Recipes for holiday cheer

Henri whips out his cocktails for the season

No one could be more thrilled than Henri that fall is in the air and that the holidays are upon us. So suddenly, it seems. The nights come early, dark and cool, cold even. The streets are littered with crinkled leaves as the hold-outs cling to treetops, waiting for the next gust of wind to set sail to them—the ginkgos electric yellow, the Chinese pistache deep red, the dogwoods that gorgeous blood-brown. Smoke wisps from chimneys, and neighbors in long coats and knit caps scuff along sidewalks and stroll pathways through the park.

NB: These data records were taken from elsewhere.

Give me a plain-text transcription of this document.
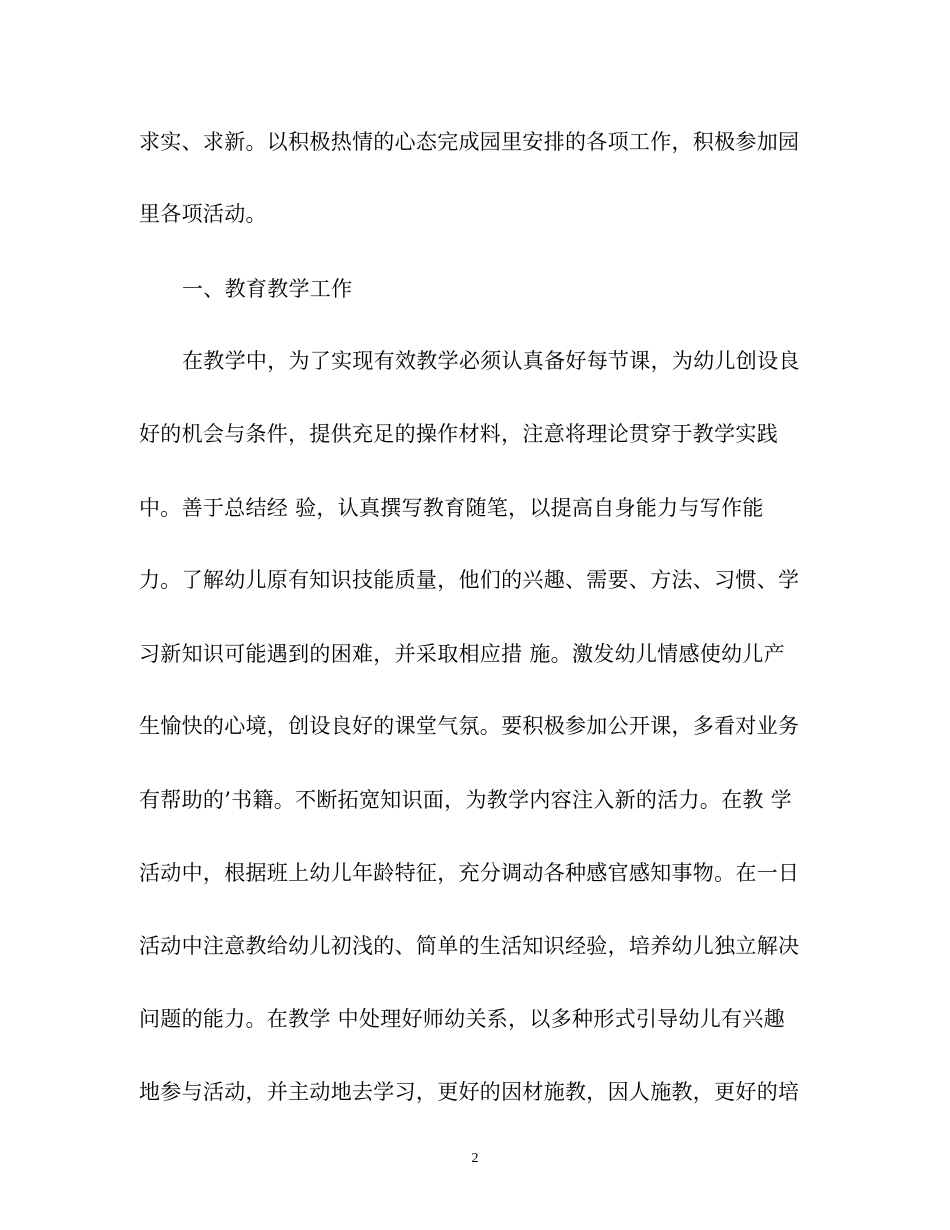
求实、求新。以积极热情的心态完成园里安排的各项工作，积极参加园
里各项活动。
一、教育教学工作
在教学中，为了实现有效教学必须认真备好每节课，为幼儿创设良
好的机会与条件，提供充足的操作材料，注意将理论贯穿于教学实践
中。善于总结经 验，认真撰写教育随笔，以提高自身能力与写作能
力。了解幼儿原有知识技能质量，他们的兴趣、需要、方法、习惯、学
习新知识可能遇到的困难，并采取相应措 施。激发幼儿情感使幼儿产
生愉快的心境，创设良好的课堂气氛。要积极参加公开课，多看对业务
有帮助的’书籍。不断拓宽知识面，为教学内容注入新的活力。在教 学
活动中，根据班上幼儿年龄特征，充分调动各种感官感知事物。在一日
活动中注意教给幼儿初浅的、简单的生活知识经验，培养幼儿独立解决
问题的能力。在教学 中处理好师幼关系，以多种形式引导幼儿有兴趣
地参与活动，并主动地去学习，更好的因材施教，因人施教，更好的培
2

And cooks eagerly anticipate, readying kitchens and pantries, their favorite season’s masterpieces: golden-brown turkeys and juicy prime ribs pulled hot from ovens, mounds of herbed stuffing, bowls of sweet potatoes and pitchers of gravy—and music, toasts and laughter, and full bellies.

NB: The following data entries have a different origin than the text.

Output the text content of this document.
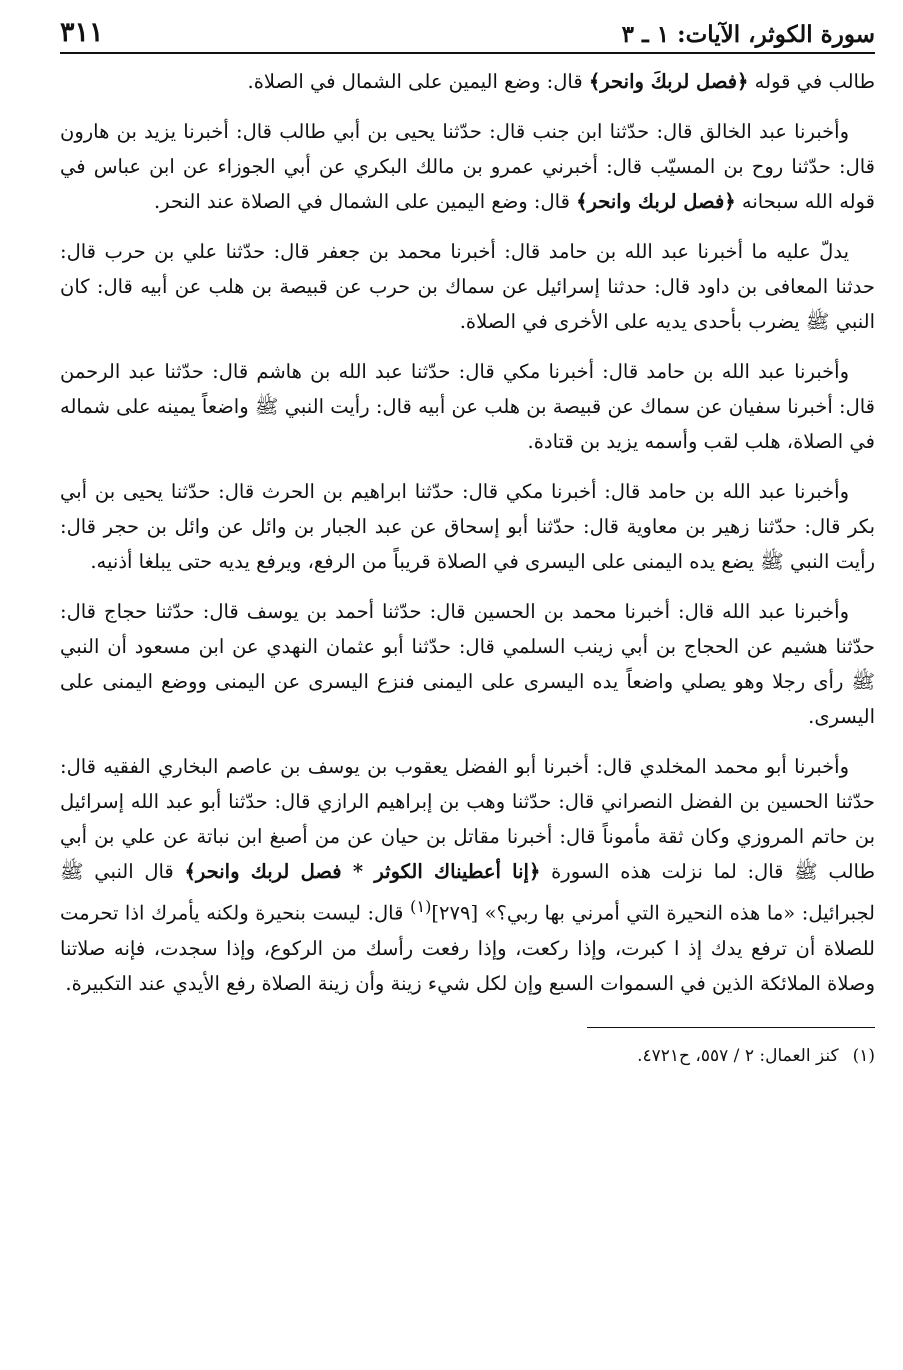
سورة الكوثر، الآيات: ١ ـ ٣
٣١١

طالب في قوله ﴿فصل لربكَ وانحر﴾ قال: وضع اليمين على الشمال في الصلاة.

وأخبرنا عبد الخالق قال: حدّثنا ابن جنب قال: حدّثنا يحيى بن أبي طالب قال: أخبرنا يزيد بن هارون قال: حدّثنا روح بن المسيّب قال: أخبرني عمرو بن مالك البكري عن أبي الجوزاء عن ابن عباس في قوله الله سبحانه ﴿فصل لربك وانحر﴾ قال: وضع اليمين على الشمال في الصلاة عند النحر.

يدلّ عليه ما أخبرنا عبد الله بن حامد قال: أخبرنا محمد بن جعفر قال: حدّثنا علي بن حرب قال: حدثنا المعافى بن داود قال: حدثنا إسرائيل عن سماك بن حرب عن قبيصة بن هلب عن أبيه قال: كان النبي ﷺ يضرب بأحدى يديه على الأخرى في الصلاة.

وأخبرنا عبد الله بن حامد قال: أخبرنا مكي قال: حدّثنا عبد الله بن هاشم قال: حدّثنا عبد الرحمن قال: أخبرنا سفيان عن سماك عن قبيصة بن هلب عن أبيه قال: رأيت النبي ﷺ واضعاً يمينه على شماله في الصلاة، هلب لقب وأسمه يزيد بن قتادة.

وأخبرنا عبد الله بن حامد قال: أخبرنا مكي قال: حدّثنا ابراهيم بن الحرث قال: حدّثنا يحيى بن أبي بكر قال: حدّثنا زهير بن معاوية قال: حدّثنا أبو إسحاق عن عبد الجبار بن وائل عن وائل بن حجر قال: رأيت النبي ﷺ يضع يده اليمنى على اليسرى في الصلاة قريباً من الرفع، ويرفع يديه حتى يبلغا أذنيه.

وأخبرنا عبد الله قال: أخبرنا محمد بن الحسين قال: حدّثنا أحمد بن يوسف قال: حدّثنا حجاج قال: حدّثنا هشيم عن الحجاج بن أبي زينب السلمي قال: حدّثنا أبو عثمان النهدي عن ابن مسعود أن النبي ﷺ رأى رجلا وهو يصلي واضعاً يده اليسرى على اليمنى فنزع اليسرى عن اليمنى ووضع اليمنى على اليسرى.

وأخبرنا أبو محمد المخلدي قال: أخبرنا أبو الفضل يعقوب بن يوسف بن عاصم البخاري الفقيه قال: حدّثنا الحسين بن الفضل النصراني قال: حدّثنا وهب بن إبراهيم الرازي قال: حدّثنا أبو عبد الله إسرائيل بن حاتم المروزي وكان ثقة مأموناً قال: أخبرنا مقاتل بن حيان عن من أصبغ ابن نباتة عن علي بن أبي طالب ﷺ قال: لما نزلت هذه السورة ﴿إنا أعطيناك الكوثر * فصل لربك وانحر﴾ قال النبي ﷺ لجبرائيل: «ما هذه النحيرة التي أمرني بها ربي؟» [٢٧٩]$^{(١)}$ قال: ليست بنحيرة ولكنه يأمرك اذا تحرمت للصلاة أن ترفع يدك إذ ا كبرت، وإذا ركعت، وإذا رفعت رأسك من الركوع، وإذا سجدت، فإنه صلاتنا وصلاة الملائكة الذين في السموات السبع وإن لكل شيء زينة وأن زينة الصلاة رفع الأيدي عند التكبيرة.

(١)كنز العمال: ٢ / ٥٥٧، ح٤٧٢١.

This year, Colette has indicated that she wants to be in charge of the cooking. “I’ll take care of the food,” she said. “You be in charge of drink.”

Avec plaisir, ma soeur!

While I’m still fine-tuning my wine choices, I will definitely be mixing up these favorites.

Cranberry margaritas

I realize that margaritas are typically warm-weather cocktails, and in general Henri tends to avoid fruit-flavored drinks anyway. On the other hand, cranberries are not only seasonal, but their festive color also makes for a delightful presentation, and they add a distinctive flavor to the liqueur and tequila as well. I might suggest to Colette that we pair it with an appetizer of Dungeness crab, also in season. This recipe is from Bobby Flay, and though he doesn’t recommend a specific tequila, stay away from inexpensive “golds,” such as Jose Cuervo, and go with a decent 100 percent agave reposado, like Sauza Hornitos or Cazadores.


2 cups tequila

1 1/3 cups cranberry juice

1 cup Cointreau triple sec

2/3 cup fresh-squeezed lime juice

Combine ingredients in a large pitcher, shake with ice and strain into margarita glasses or low cocktail flutes. You can also strain into small ice-filled tumblers.


This is the classic trim-the-tree-while-singing-carols beverage, and while it’s available in all manner of premixed and prepackaged and flavor-added versions, this one, from Anna Thomas’ The Vegetarian Epicure, is the best I’ve ever tasted. It should serve a party of four but is easily doubled (or more!).


3 eggs, separated

1/2 cup powdered sugar

1 cup milk (not reduced fat, s’il vous plaît)

1/4 cup Cognac/brandy

1/4 cup dark rum

1 small orange

1 lemon

1 cup heavy cream

grated nutmeg

In a mixing bowl, beat egg yolks and sugar until thick, then stir in the milk, brandy and rum. In separate bowl, beat the egg whites until they hold a peak, then fold them into the other mixture. Refrigerate, chilling for at least two hours.

Peel the orange and cut out the white pith from inside the peel. Slice the peel into one-inch slices, cutting as thinly possible. Grate the lemon rind.

Whip the cream until it just begins to thicken, stir into the milk-and-egg mixture and whisk several times. Stir in the lemon rind and half the orange peel. Pour the nog into large serving bowl, and sprinkle the remaining orange peel and plenty of nutmeg over the top.

And what about after dinner, when the laughter and music have faded and given way to that often uneasy late-night wistfulness as blazing fires turn to embers and winter’s deathly stillness seems too-soon imminent? Simple, really, as it should be: a snifter of Germain-Robin brandy.